In a nostalgic ceremony laden with election-year overtones, Vice President Bush today marked the 40th anniversary of his being shot down by the Japanese as a young bomber pilot during World War II.

To military music from the Atlantic Fleet band, Bush reviewed the sailors and received from Navy Secretary John F. Lehman Jr. a leather Navy jacket to replace the one he lost during his bombing mission. He inspected a nuclear submarine and a bomber like the one he flew in World War II and told an audience of 200 at the naval base here that a strong defense is the surest path to peace.

Echoing the controversial speech by Sen. Barry Goldwater (R-Ariz.) at the Republican National Convention last month, Bush suggested that Nazi aggression in World War II was spurred in part by U.S. weakness.

"We learned in World War II that you cannot appease totalitarians with weakness," Bush said. "In fact, it was the very pacifism of the democratic nations before the war that tempted the aggressors on. A strong and secure United States is the best guarantee of world peace."

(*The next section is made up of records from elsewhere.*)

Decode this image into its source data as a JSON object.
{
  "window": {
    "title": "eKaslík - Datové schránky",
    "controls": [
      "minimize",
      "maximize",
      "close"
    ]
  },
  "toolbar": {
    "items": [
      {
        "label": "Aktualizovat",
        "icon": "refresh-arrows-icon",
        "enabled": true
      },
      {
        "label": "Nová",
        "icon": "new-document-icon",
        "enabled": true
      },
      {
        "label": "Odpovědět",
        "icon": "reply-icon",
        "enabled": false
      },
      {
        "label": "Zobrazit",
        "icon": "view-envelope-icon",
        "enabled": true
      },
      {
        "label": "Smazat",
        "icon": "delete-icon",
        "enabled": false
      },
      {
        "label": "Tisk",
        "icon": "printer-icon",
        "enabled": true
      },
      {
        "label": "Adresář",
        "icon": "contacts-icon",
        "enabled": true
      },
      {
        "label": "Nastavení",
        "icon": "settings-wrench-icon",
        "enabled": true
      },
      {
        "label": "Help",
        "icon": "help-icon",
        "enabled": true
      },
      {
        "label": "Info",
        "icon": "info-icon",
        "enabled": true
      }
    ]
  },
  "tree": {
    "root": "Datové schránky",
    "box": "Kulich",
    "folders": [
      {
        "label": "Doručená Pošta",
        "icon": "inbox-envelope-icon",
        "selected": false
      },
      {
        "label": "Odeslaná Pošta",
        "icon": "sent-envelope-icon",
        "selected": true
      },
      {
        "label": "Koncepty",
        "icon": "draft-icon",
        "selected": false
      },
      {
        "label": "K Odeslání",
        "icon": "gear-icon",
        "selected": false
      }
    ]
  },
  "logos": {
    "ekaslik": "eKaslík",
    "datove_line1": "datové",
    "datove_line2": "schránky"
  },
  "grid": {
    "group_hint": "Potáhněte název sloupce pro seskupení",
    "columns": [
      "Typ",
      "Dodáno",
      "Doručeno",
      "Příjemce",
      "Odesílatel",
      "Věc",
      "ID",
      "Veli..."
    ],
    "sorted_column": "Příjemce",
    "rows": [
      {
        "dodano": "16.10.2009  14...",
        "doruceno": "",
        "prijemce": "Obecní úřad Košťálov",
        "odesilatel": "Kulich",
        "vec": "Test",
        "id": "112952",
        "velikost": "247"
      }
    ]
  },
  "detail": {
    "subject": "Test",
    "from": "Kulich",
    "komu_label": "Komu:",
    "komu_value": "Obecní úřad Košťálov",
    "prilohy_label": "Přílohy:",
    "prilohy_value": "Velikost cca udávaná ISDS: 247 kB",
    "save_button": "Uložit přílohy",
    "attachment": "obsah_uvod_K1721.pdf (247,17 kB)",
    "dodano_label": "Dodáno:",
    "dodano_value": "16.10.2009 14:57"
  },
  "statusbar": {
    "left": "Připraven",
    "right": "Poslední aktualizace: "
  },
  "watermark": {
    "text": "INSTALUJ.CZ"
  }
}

The remarks apparently were directed at Democratic charges in the last several weeks that President Reagan's weapons buildup and foreign policy stance are leading the country closer to war.

But Bush and Lehman said that the ceremony was unrelated to the presidential campaign and was "a day for nostalgia," in Bush's words.

"The Navy recognizes its heroes even in a political year," Lehman told reporters. "This is a Navy occasion -- Navy-instigated, Navy-conceived and Navy-executed."

Bush dined aboard the USS John F. Kennedy with fellow Navy fliers from war days and with crew members from the submarine USS Finback, which rescued him Sept. 2, 1944. He was presented with a piece of planking from the Finback's deck and a plaque displaying the official account from Navy archives of his bombing mission.